6. La proeza de Thoreau fue muy bien recibida por las sociedades burguesas progresistas de la zona, que comenzaron a organizar excursiones turísticas.

7. Una sociedad de damas contra la esclavitud celebró su junta anual en la cabaña en agosto de 1846. Sirvieron un té con pastas.

8. No hay constancia de que Thoreau haya plantado o cultivado ni siquiera perejil durante sus dos años de «vida primitiva».

9. Tampoco parece que se haya desprendido nunca de la levita y el alzacuellos.

10. «No era un lugar solitario. No había ni un día en que Thoreau dejase de recibir visitas (…) En una ocasión se reunieron en el lugar 25 personas«, dice la biografía.

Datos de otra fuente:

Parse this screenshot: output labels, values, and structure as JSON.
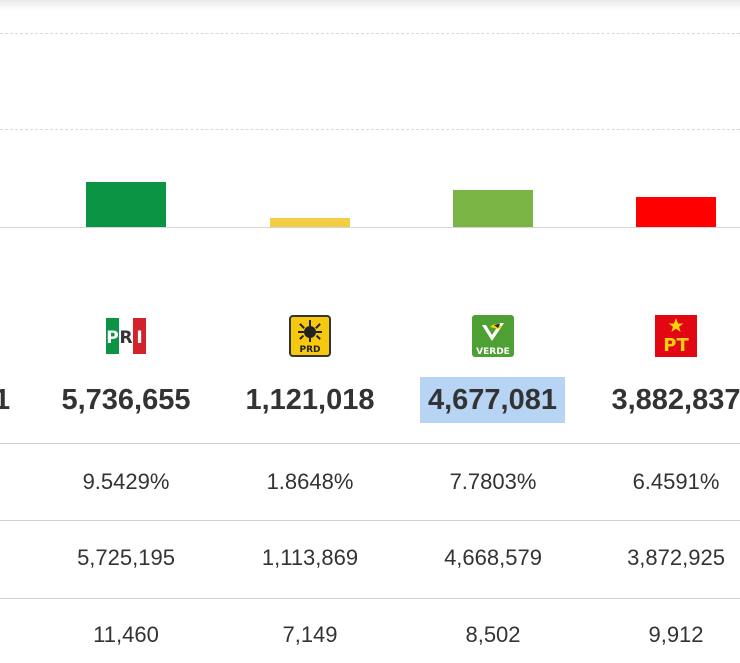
{
  "chart_data": {
    "type": "bar",
    "categories": [
      "PRI",
      "PRD",
      "VERDE",
      "PT"
    ],
    "values": [
      5736655,
      1121018,
      4677081,
      3882837
    ],
    "colors": [
      "#0a9443",
      "#f3cd45",
      "#79b445",
      "#ff0000"
    ],
    "grid": true
  },
  "parties": [
    {
      "key": "pri",
      "logo": "PRI",
      "votes": "5,736,655",
      "percent": "9.5429%",
      "row2": "5,725,195",
      "row3": "11,460"
    },
    {
      "key": "prd",
      "logo": "PRD",
      "votes": "1,121,018",
      "percent": "1.8648%",
      "row2": "1,113,869",
      "row3": "7,149"
    },
    {
      "key": "verde",
      "logo": "VERDE",
      "votes": "4,677,081",
      "percent": "7.7803%",
      "row2": "4,668,579",
      "row3": "8,502"
    },
    {
      "key": "pt",
      "logo": "PT",
      "votes": "3,882,837",
      "percent": "6.4591%",
      "row2": "3,872,925",
      "row3": "9,912"
    }
  ],
  "partial_column": {
    "votes": "1"
  },
  "icons": {
    "pri": "pri-logo-icon",
    "prd": "prd-logo-icon",
    "verde": "verde-logo-icon",
    "pt": "pt-logo-icon"
  }
}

Un par de carteles con mensajes basados en los libros de Thoreau

Un par de carteles con mensajes basados en los libros de Thoreau

Cuando conoces al cantante, la canción deja de acaricirte el alma. Sucede con frecuencia y es doloroso. Quiza debiera tomar precauciones y dejar de leer biografías.

«La mayor parte de los lujos, o las llamadas comodidades de la vida, no son solamente innecesarios, sino también impedimentos para la elevación de la humanidad. En lo que se refiere a los lujos y comodidades de la vida, diré que los más sabios siempre han vivido vidas más simples y pobres que las vidas de los mismos pobres«.

A partir de ahora no te creo, Thoreau. Sé que escribías el canto al ascetismo de Walden con la pluma en una mano y un muslo de pavo asado por mamá en la otra. Eras uno de esos que se indignan los fines de semana pensando en el lunes.